Da un poco de miedo, ¿verdad? Pues y es real. Por eso me deja algo perplejo la operación Ciutadella en el homónimo parque, en el que se ha izado una de más de cincuenta metros con un coste de noventa mil euros, lo que es condenable al 100&, pues un mandatario socialista debería destinar esos euros a otras causas, pero ya hemos comprobado, hasta lo critiqué en estas mismas páginas, como Salvador Illa cultiva cierta afición a lucir la senyera sin otras compañías lógicas y constitucionales, españolas y europeas.
El acto en el parque de la Expo de 1888 puede evocar otras astracanadas nacional populistas bien peligrosas, como la bandera de plaza Colón de Madrid. De estar vivo, Josep Pla se hubiera reído del asunto diciendo que los políticos vuelven a jugar a ver quien la tiene más grande. Le daríamos la razón. Pese a ello, en un acto inesperado de infinita bondad, procederé a ejecutar un mínimo ejercicio de empatía, pues Illa, en general, adora mover ficha para aquellos que no son los suyos.
Lo comprobamos con el viaje a Bruselas para reunirse con el fugado Puigdemont, como antes lo sufrimos con la imperdonable imagen de estrechar la mano a Jordi Pujol. La cita belga con el hombre de Amer entra dentro del plan de pasar página y este es el sentido positivo del encuentro, además de su enlace, nada imprevisible, con la cuestión de la bandera.

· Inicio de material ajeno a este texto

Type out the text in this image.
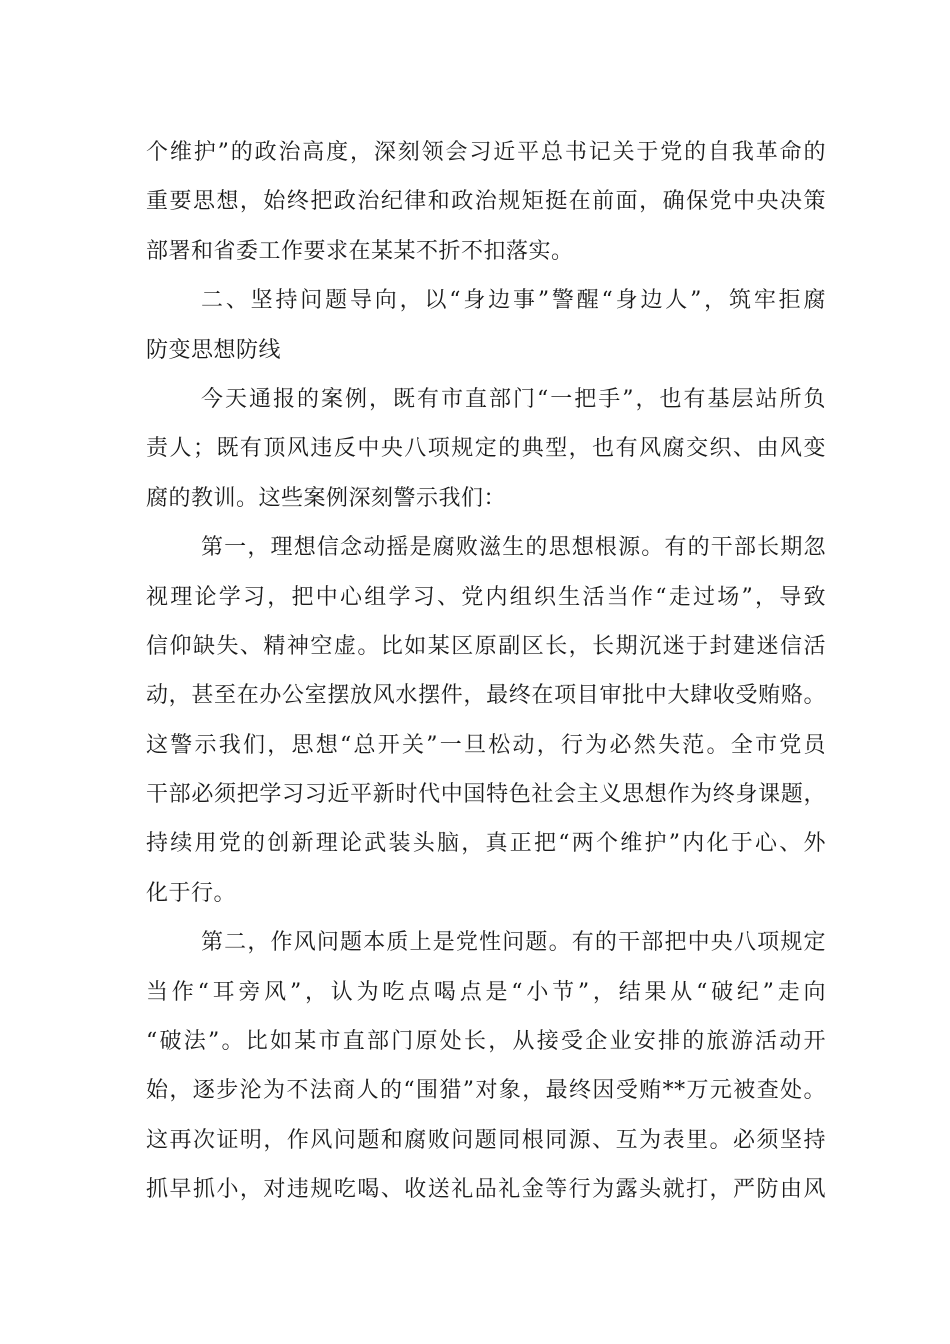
个维护”的政治高度，深刻领会习近平总书记关于党的自我革命的
重要思想，始终把政治纪律和政治规矩挺在前面，确保党中央决策
部署和省委工作要求在某某不折不扣落实。
二、坚持问题导向，以“身边事”警醒“身边人”，筑牢拒腐
防变思想防线
今天通报的案例，既有市直部门“一把手”，也有基层站所负
责人；既有顶风违反中央八项规定的典型，也有风腐交织、由风变
腐的教训。这些案例深刻警示我们：
第一，理想信念动摇是腐败滋生的思想根源。有的干部长期忽
视理论学习，把中心组学习、党内组织生活当作“走过场”，导致
信仰缺失、精神空虚。比如某区原副区长，长期沉迷于封建迷信活
动，甚至在办公室摆放风水摆件，最终在项目审批中大肆收受贿赂。
这警示我们，思想“总开关”一旦松动，行为必然失范。全市党员
干部必须把学习习近平新时代中国特色社会主义思想作为终身课题，
持续用党的创新理论武装头脑，真正把“两个维护”内化于心、外
化于行。
第二，作风问题本质上是党性问题。有的干部把中央八项规定
当作“耳旁风”，认为吃点喝点是“小节”，结果从“破纪”走向
“破法”。比如某市直部门原处长，从接受企业安排的旅游活动开
始，逐步沦为不法商人的“围猎”对象，最终因受贿**万元被查处。
这再次证明，作风问题和腐败问题同根同源、互为表里。必须坚持
抓早抓小，对违规吃喝、收送礼品礼金等行为露头就打，严防由风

Que, no lo olvidemos, es una senyera, no una estelada de esas colgadas en los jardines de los pueblos de la Catalunya profunda. Estos no habrán dado mucha trascendencia al homenaje barcelonés, donde el líder socialista se acompañó del figurante Collboni, aficionado a las fotos para compensar la ausencia de acciones reales de gobierno, y el president del Parlament, Josep Rull, antes y ahora uno de los talibanes, más sonados, que no locos, de la formación llamada Junts, la misma que esconde su logo en su sede, como si tuviera miedo no sabemos muy bien de qué ni de quién, pues elección tras elección cosecha resultados que le dan llaves para alzar o tumbar consistorios nacionales, autonómicos o municipales.

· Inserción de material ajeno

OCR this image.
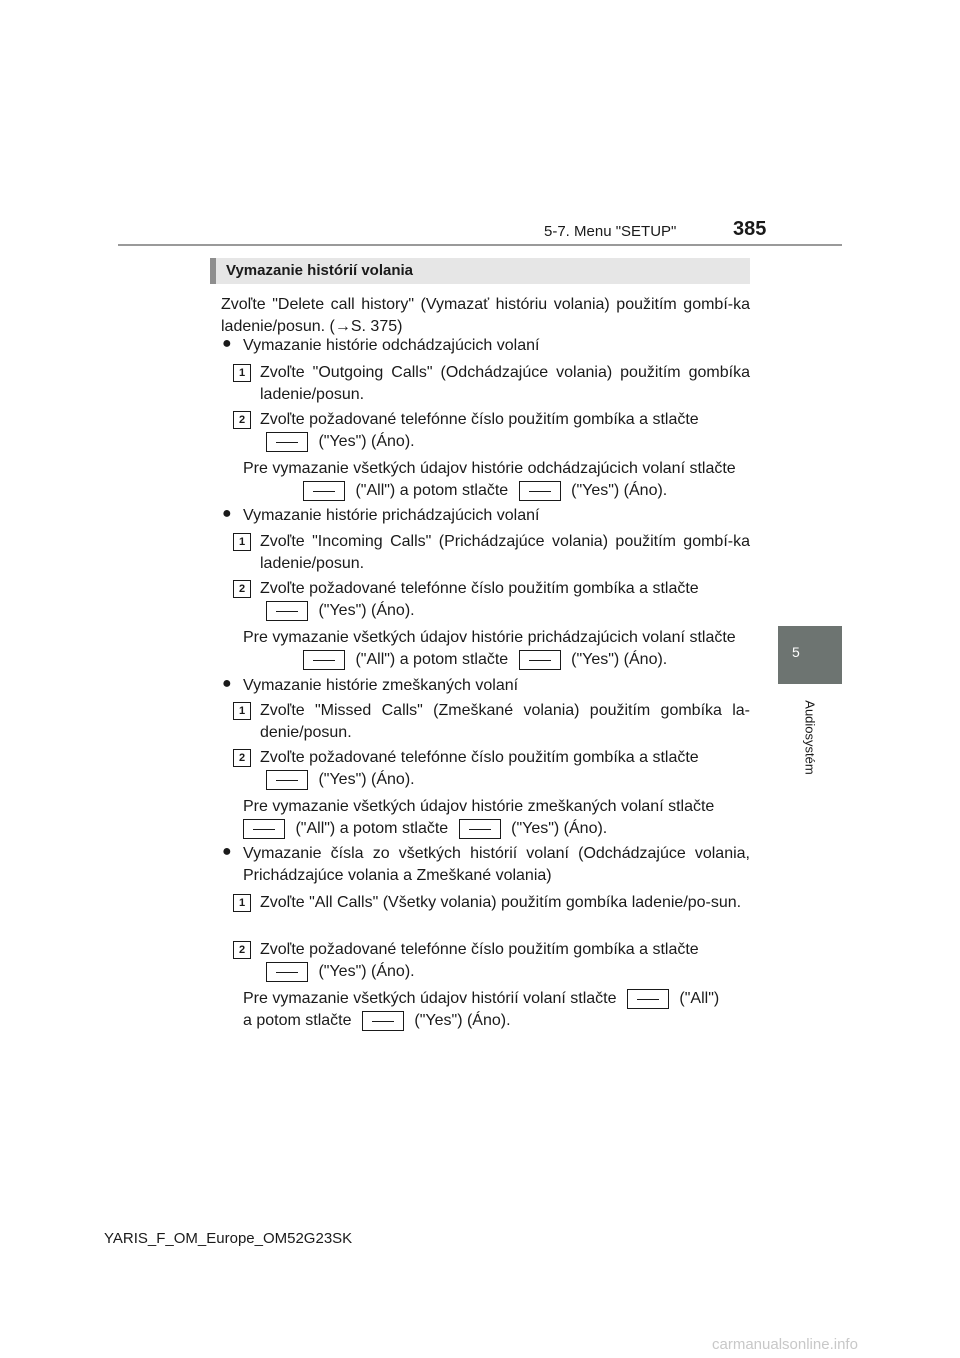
5-7. Menu "SETUP"	385
5
Audiosystém
Vymazanie histórií volania
Zvoľte "Delete call history" (Vymazať históriu volania) použitím gombí-ka ladenie/posun. (→S. 375)
● Vymazanie histórie odchádzajúcich volaní
1 Zvoľte "Outgoing Calls" (Odchádzajúce volania) použitím gombíka ladenie/posun.
2 Zvoľte požadované telefónne číslo použitím gombíka a stlačte
("Yes") (Áno).
Pre vymazanie všetkých údajov histórie odchádzajúcich volaní stlačte
("All") a potom stlačte	("Yes") (Áno).
● Vymazanie histórie prichádzajúcich volaní
1 Zvoľte "Incoming Calls" (Prichádzajúce volania) použitím gombí-ka ladenie/posun.
2 Zvoľte požadované telefónne číslo použitím gombíka a stlačte
("Yes") (Áno).
Pre vymazanie všetkých údajov histórie prichádzajúcich volaní stlačte
("All") a potom stlačte	("Yes") (Áno).
● Vymazanie histórie zmeškaných volaní
1 Zvoľte "Missed Calls" (Zmeškané volania) použitím gombíka la-denie/posun.
2 Zvoľte požadované telefónne číslo použitím gombíka a stlačte
("Yes") (Áno).
Pre vymazanie všetkých údajov histórie zmeškaných volaní stlačte
("All") a potom stlačte	("Yes") (Áno).
● Vymazanie čísla zo všetkých histórií volaní (Odchádzajúce volania, Prichádzajúce volania a Zmeškané volania)
1 Zvoľte "All Calls" (Všetky volania) použitím gombíka ladenie/po-sun.
2 Zvoľte požadované telefónne číslo použitím gombíka a stlačte
("Yes") (Áno).
Pre vymazanie všetkých údajov histórií volaní stlačte	("All")
a potom stlačte	("Yes") (Áno).
YARIS_F_OM_Europe_OM52G23SK
carmanualsonline.info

Quizá Illa sueña con la sociovergència. Es posible. Por ahora, por cuestiones de tamaño, que dicen suele importar, le ha colado un gol al viejo convergente, que ha aceptado con honores la senyera, símbolo de la Catalunya constitucional. Quizá, poco a poco, y con más habilidad de la que se le supone, el socialista se acerca a su meta de dejar atrás sin ira la pesadilla.